Я начал распаляться. Несколько последних лет жизни я только и видел, что тут происходит, что среди «цивилизованных» народов, что у «диких».

— А ты думаешь, что гномы лучше? Тогда почему в гномьих городах не живут никакие другие расы, раз они такие хорошие? Они даже рабов не держат! Знаешь почему? Потому что, как говорят, они убивают всех, кто заходит на их территорию! И я этому верю! Мы уже живем в аду, монах, в месте, где понятия «жалость» нет или оно весьма размыто! Жалостливо ли оставить в живых зеленокожих, когда они съели твоих родных? Стоит ли их отдать на кормёжку голодным хвостатым рабам? Или продать в рабство, а потом узнать, что их всех принесли в жертву?

— Если человек лжёт, лицемерит — это плохо, но могу понять. Многие врут. Но если слуга бога так себя ведёт — тогда как понять, а? Как тогда понять, если он в лицо вам чёрное за белое выдает, и язык его не костенеет?

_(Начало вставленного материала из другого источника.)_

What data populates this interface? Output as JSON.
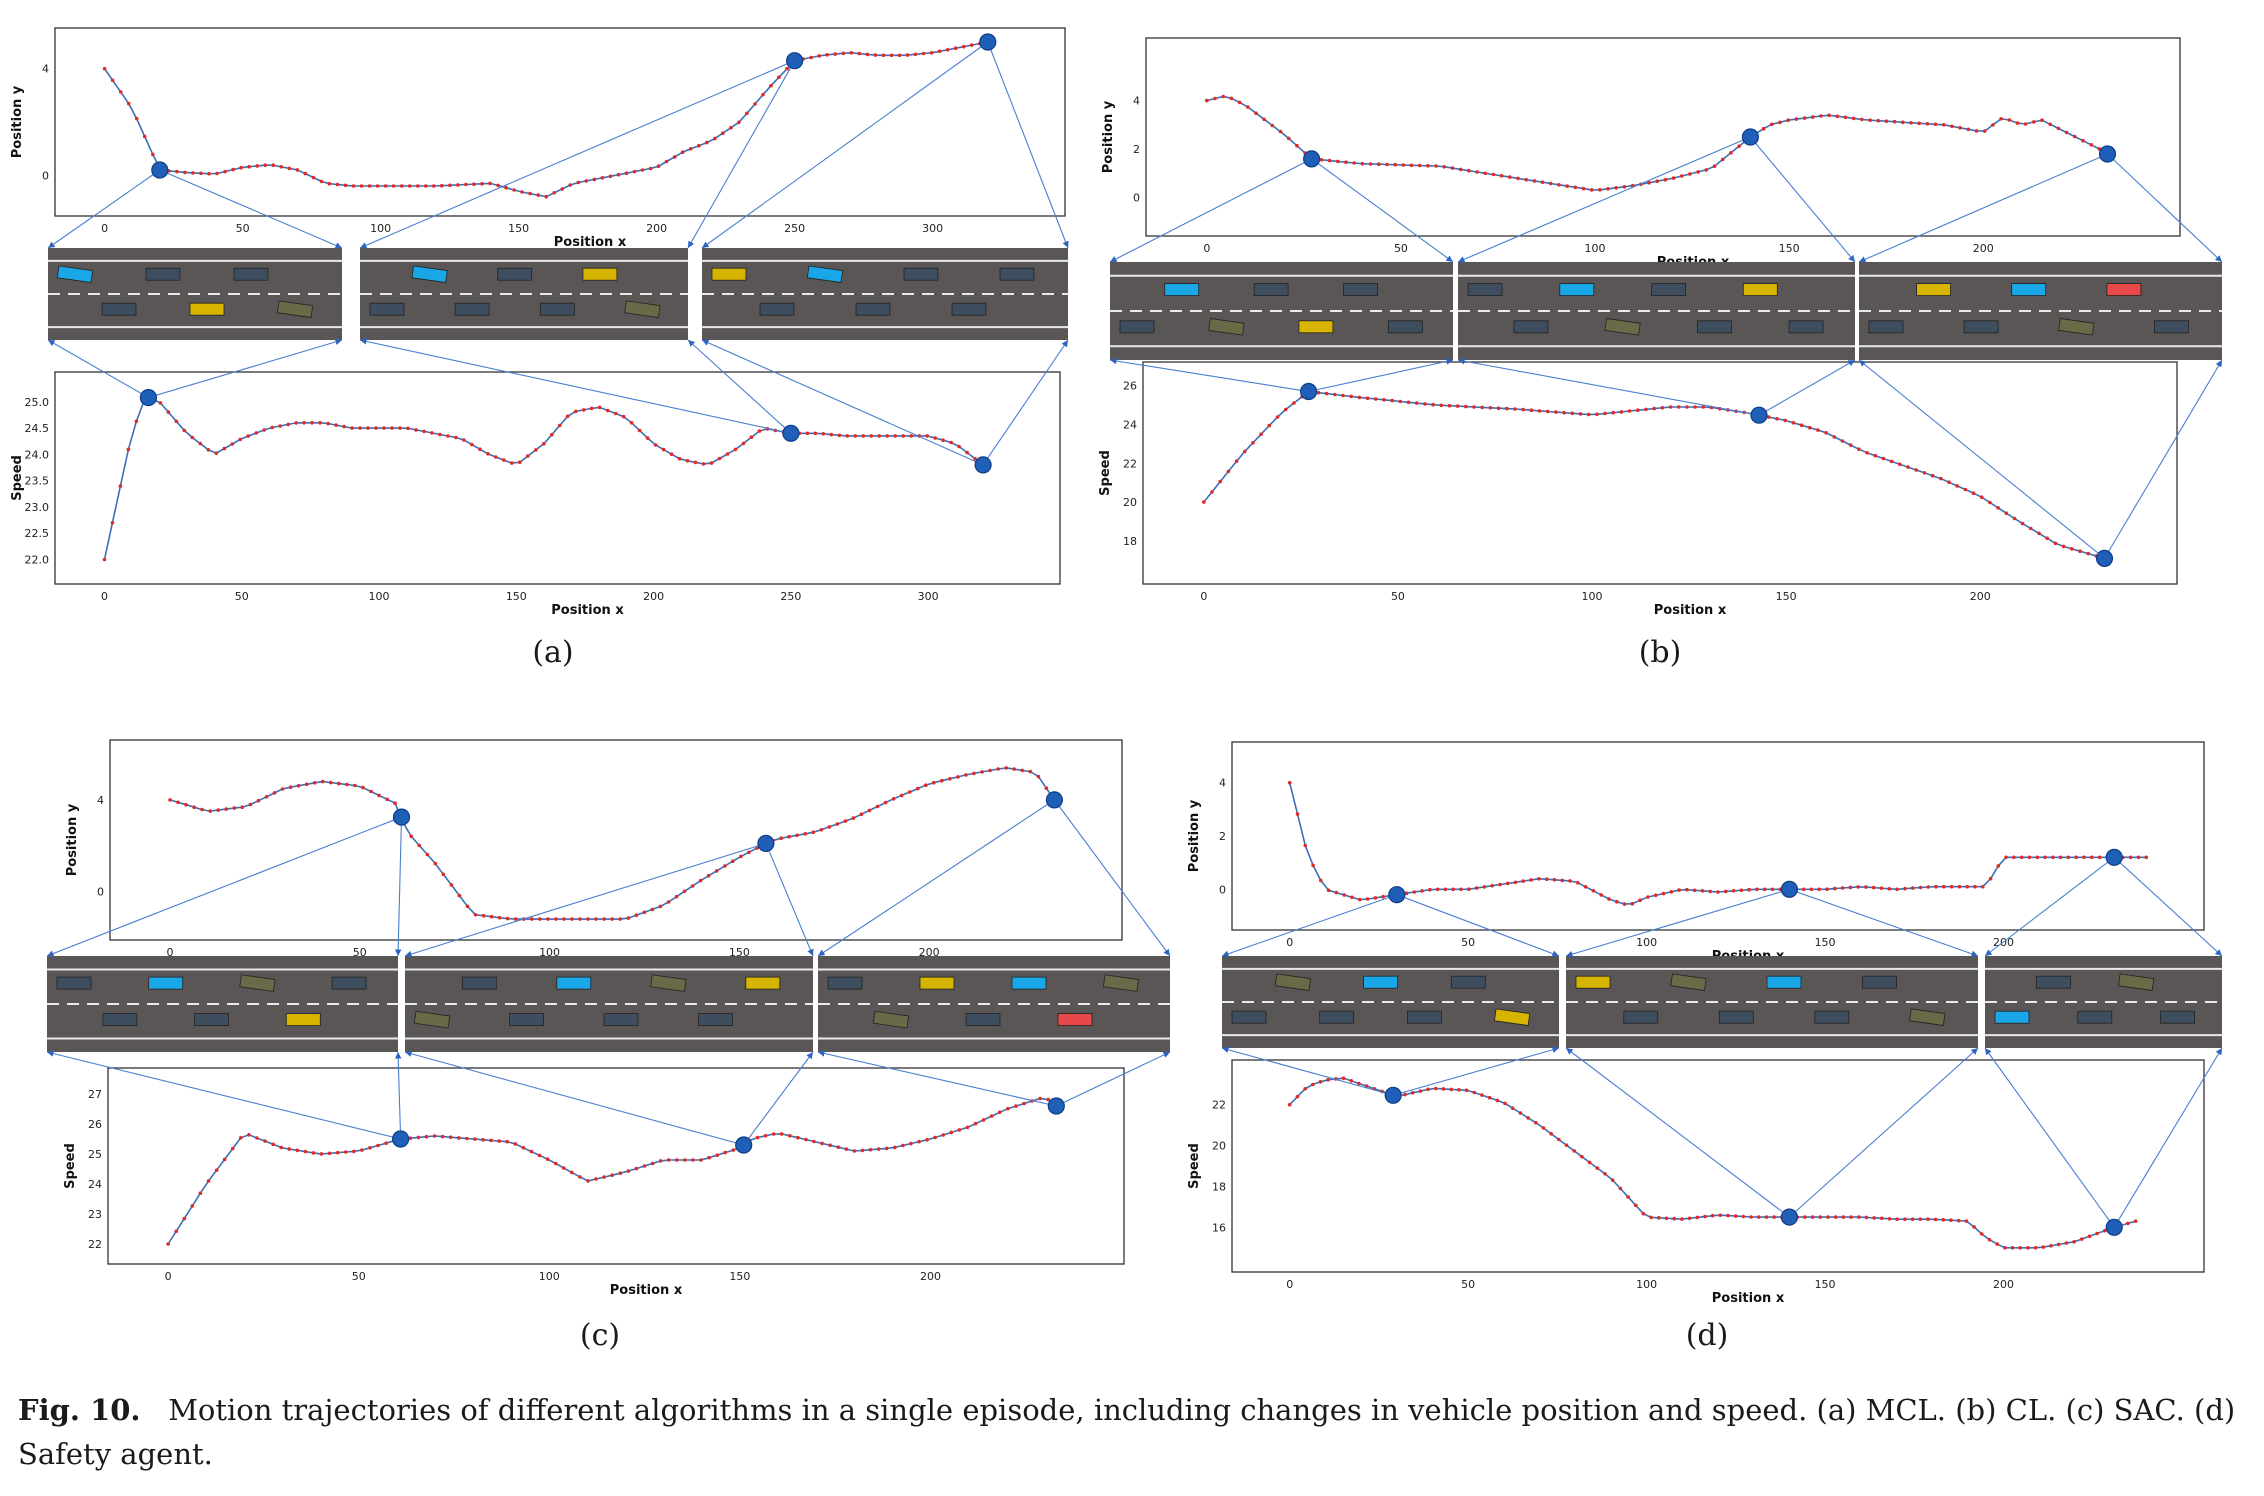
{
  "figure": {
    "caption_label": "Fig. 10.",
    "caption_text": "Motion trajectories of different algorithms in a single episode, including changes in vehicle position and speed. (a) MCL. (b) CL. (c) SAC. (d) Safety agent.",
    "colors": {
      "trajectory_line": "#3b6fb6",
      "trajectory_marker": "#e02a2a",
      "keypoint": "#1f5fb8",
      "road": "#5a5656",
      "ego_vehicle": "#1aa7e8",
      "other_vehicle": "#3f4e5e",
      "highlight_vehicle": "#d6b400",
      "collision_vehicle": "#e84848"
    }
  },
  "chart_data": [
    {
      "panel": "(a)",
      "type": "line",
      "position_plot": {
        "xlabel": "Position x",
        "ylabel": "Position y",
        "xlim": [
          -10,
          340
        ],
        "ylim": [
          -1,
          5
        ],
        "xticks": [
          0,
          50,
          100,
          150,
          200,
          250,
          300
        ],
        "yticks": [
          0,
          4
        ],
        "x": [
          0,
          10,
          20,
          30,
          40,
          50,
          60,
          70,
          80,
          90,
          100,
          110,
          120,
          130,
          140,
          150,
          160,
          170,
          180,
          190,
          200,
          210,
          220,
          230,
          240,
          250,
          260,
          270,
          280,
          290,
          300,
          310,
          320
        ],
        "y": [
          4,
          2.5,
          0.2,
          0.1,
          0.05,
          0.3,
          0.4,
          0.2,
          -0.3,
          -0.4,
          -0.4,
          -0.4,
          -0.4,
          -0.35,
          -0.3,
          -0.6,
          -0.8,
          -0.3,
          -0.1,
          0.1,
          0.3,
          0.9,
          1.3,
          2.0,
          3.2,
          4.3,
          4.5,
          4.6,
          4.5,
          4.5,
          4.6,
          4.8,
          5.0
        ],
        "keypoints_x": [
          20,
          250,
          320
        ]
      },
      "speed_plot": {
        "xlabel": "Position x",
        "ylabel": "Speed",
        "xlim": [
          -10,
          340
        ],
        "ylim": [
          21.8,
          25.3
        ],
        "xticks": [
          0,
          50,
          100,
          150,
          200,
          250,
          300
        ],
        "yticks": [
          22.0,
          22.5,
          23.0,
          23.5,
          24.0,
          24.5,
          25.0
        ],
        "x": [
          0,
          5,
          10,
          15,
          20,
          30,
          40,
          50,
          60,
          70,
          80,
          90,
          100,
          110,
          120,
          130,
          140,
          150,
          160,
          170,
          180,
          190,
          200,
          210,
          220,
          230,
          240,
          250,
          260,
          270,
          280,
          290,
          300,
          310,
          320
        ],
        "y": [
          22.0,
          23.2,
          24.4,
          25.1,
          25.0,
          24.4,
          24.0,
          24.3,
          24.5,
          24.6,
          24.6,
          24.5,
          24.5,
          24.5,
          24.4,
          24.3,
          24.0,
          23.8,
          24.2,
          24.8,
          24.9,
          24.7,
          24.2,
          23.9,
          23.8,
          24.1,
          24.5,
          24.4,
          24.4,
          24.35,
          24.35,
          24.35,
          24.35,
          24.2,
          23.8
        ],
        "keypoints_x": [
          16,
          250,
          320
        ]
      }
    },
    {
      "panel": "(b)",
      "type": "line",
      "position_plot": {
        "xlabel": "Position x",
        "ylabel": "Position y",
        "xlim": [
          -10,
          245
        ],
        "ylim": [
          -1,
          6
        ],
        "xticks": [
          0,
          50,
          100,
          150,
          200
        ],
        "yticks": [
          0,
          2,
          4
        ],
        "x": [
          0,
          5,
          10,
          20,
          27,
          40,
          60,
          80,
          100,
          110,
          120,
          130,
          140,
          145,
          150,
          160,
          170,
          180,
          190,
          200,
          205,
          210,
          215,
          220,
          230,
          232
        ],
        "y": [
          4.0,
          4.2,
          3.8,
          2.6,
          1.6,
          1.4,
          1.3,
          0.8,
          0.3,
          0.5,
          0.8,
          1.2,
          2.5,
          3.0,
          3.2,
          3.4,
          3.2,
          3.1,
          3.0,
          2.7,
          3.3,
          3.0,
          3.2,
          2.8,
          2.0,
          1.8
        ],
        "keypoints_x": [
          27,
          140,
          232
        ]
      },
      "speed_plot": {
        "xlabel": "Position x",
        "ylabel": "Speed",
        "xlim": [
          -10,
          245
        ],
        "ylim": [
          16.5,
          26.5
        ],
        "xticks": [
          0,
          50,
          100,
          150,
          200
        ],
        "yticks": [
          18,
          20,
          22,
          24,
          26
        ],
        "x": [
          0,
          10,
          20,
          27,
          40,
          60,
          80,
          100,
          110,
          120,
          130,
          140,
          150,
          160,
          170,
          180,
          190,
          200,
          210,
          220,
          232
        ],
        "y": [
          20,
          22.5,
          24.6,
          25.7,
          25.4,
          25.0,
          24.8,
          24.5,
          24.7,
          24.9,
          24.9,
          24.6,
          24.2,
          23.6,
          22.6,
          21.9,
          21.2,
          20.3,
          19.0,
          17.8,
          17.1
        ],
        "keypoints_x": [
          27,
          143,
          232
        ]
      }
    },
    {
      "panel": "(c)",
      "type": "line",
      "position_plot": {
        "xlabel": "Position x",
        "ylabel": "Position y",
        "xlim": [
          -10,
          245
        ],
        "ylim": [
          -1.5,
          6
        ],
        "xticks": [
          0,
          50,
          100,
          150,
          200
        ],
        "yticks": [
          0,
          4
        ],
        "x": [
          0,
          10,
          20,
          30,
          40,
          50,
          60,
          62,
          70,
          80,
          90,
          100,
          110,
          120,
          130,
          140,
          150,
          157,
          160,
          170,
          180,
          190,
          200,
          210,
          220,
          228,
          233
        ],
        "y": [
          4.0,
          3.5,
          3.7,
          4.5,
          4.8,
          4.6,
          3.8,
          2.7,
          1.2,
          -1.0,
          -1.2,
          -1.2,
          -1.2,
          -1.2,
          -0.6,
          0.5,
          1.5,
          2.1,
          2.3,
          2.6,
          3.2,
          4.0,
          4.7,
          5.1,
          5.4,
          5.2,
          4.0
        ],
        "keypoints_x": [
          61,
          157,
          233
        ]
      },
      "speed_plot": {
        "xlabel": "Position x",
        "ylabel": "Speed",
        "xlim": [
          -10,
          245
        ],
        "ylim": [
          21.8,
          27.4
        ],
        "xticks": [
          0,
          50,
          100,
          150,
          200
        ],
        "yticks": [
          22,
          23,
          24,
          25,
          26,
          27
        ],
        "x": [
          0,
          10,
          20,
          30,
          40,
          50,
          61,
          70,
          80,
          90,
          100,
          110,
          120,
          130,
          140,
          150,
          153,
          160,
          170,
          180,
          190,
          200,
          210,
          220,
          230,
          233
        ],
        "y": [
          22.0,
          24.0,
          25.7,
          25.2,
          25.0,
          25.1,
          25.5,
          25.6,
          25.5,
          25.4,
          24.8,
          24.1,
          24.4,
          24.8,
          24.8,
          25.2,
          25.5,
          25.7,
          25.4,
          25.1,
          25.2,
          25.5,
          25.9,
          26.5,
          26.9,
          26.6
        ],
        "keypoints_x": [
          61,
          151,
          233
        ]
      }
    },
    {
      "panel": "(d)",
      "type": "line",
      "position_plot": {
        "xlabel": "Position x",
        "ylabel": "Position y",
        "xlim": [
          -10,
          250
        ],
        "ylim": [
          -1,
          5
        ],
        "xticks": [
          0,
          50,
          100,
          150,
          200
        ],
        "yticks": [
          0,
          2,
          4
        ],
        "x": [
          0,
          5,
          10,
          20,
          30,
          40,
          50,
          60,
          70,
          80,
          90,
          95,
          100,
          110,
          120,
          130,
          140,
          150,
          160,
          170,
          180,
          190,
          195,
          200,
          210,
          220,
          231,
          240
        ],
        "y": [
          4.0,
          1.3,
          0.0,
          -0.4,
          -0.2,
          0.0,
          0.0,
          0.2,
          0.4,
          0.3,
          -0.4,
          -0.6,
          -0.3,
          0.0,
          -0.1,
          0.0,
          0.0,
          0.0,
          0.1,
          0.0,
          0.1,
          0.1,
          0.1,
          1.2,
          1.2,
          1.2,
          1.2,
          1.2
        ],
        "keypoints_x": [
          30,
          140,
          231
        ]
      },
      "speed_plot": {
        "xlabel": "Position x",
        "ylabel": "Speed",
        "xlim": [
          -10,
          250
        ],
        "ylim": [
          14.5,
          23.5
        ],
        "xticks": [
          0,
          50,
          100,
          150,
          200
        ],
        "yticks": [
          16,
          18,
          20,
          22
        ],
        "x": [
          0,
          5,
          10,
          15,
          20,
          30,
          40,
          50,
          60,
          70,
          80,
          90,
          100,
          110,
          120,
          130,
          140,
          150,
          160,
          170,
          180,
          190,
          195,
          200,
          210,
          220,
          231,
          237
        ],
        "y": [
          22.0,
          22.9,
          23.2,
          23.3,
          23.0,
          22.4,
          22.8,
          22.7,
          22.1,
          21.0,
          19.7,
          18.4,
          16.5,
          16.4,
          16.6,
          16.5,
          16.5,
          16.5,
          16.5,
          16.4,
          16.4,
          16.3,
          15.5,
          15.0,
          15.0,
          15.3,
          16.0,
          16.3
        ],
        "keypoints_x": [
          29,
          140,
          231
        ]
      }
    }
  ]
}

Или может быть, если священнослужитель солгал, тогда что же, нет бога? Когда ты, начинающий служитель своего бога, защищаешь людей, которые недостойны легкой смерти, как к этому относиться⁈ Вы, священники да служители, орденцы всякие, подрываете веру в своих богов лучше, чем ваши враги! Бога нет, Хьяльти, нету его, и это всё обман один. Так выходит! Ведь если бы он был, то никогда бы не допустил того, что творят те, кто прикрывается его именем. Он бы сжёг их, растоптал, раздавил, разверз бы под ними землю! А не дозволял продолжать говорить одно, а творить совершенно другое.

— Бог есть! — вспыхнул прильнувшей к щекам кровью монашек. — Просто порой случаются накладки, и право на исправление таких сущностей и ситуаций даровано инквизиции! Ведь хаос не дремлет! Он развращает, губит всё хорошее, и даёт жизнь, взращивает в нас всё плохое! Но мы стараемся! Стараемся быть лучше!

— Стараетесь… — желание спорить пропало так же, как и появилось. Может и прав он, и я не слишком и многое видел в этом мире. — Я вот, к примеру, не хочу, чтобы меня убили только за факт своего существования. Я считаю это несправедливым, как минимум. А за справедливость надо воевать, вот это и просто, и всем понятно, монах. Я считаю справедливым, когда правила для всех — имперец он, крыс или остроухий! И если что-то случилось — то и убивать всех, а не искать оправдания поступкам, углубляясь в выискивание причин, почему так произошло, почему одни лучше, а другие хуже. Так что, заканчивая этот разговор — не тебе, монашек, говорить нам о том, что такое «бесчеловечно» и «жалость».

Совещание вскоре закончилось, так как вопросы шли уже не по существу. Решив насущные вопросы и раздав задачи, я смотрел, как все разбегаются.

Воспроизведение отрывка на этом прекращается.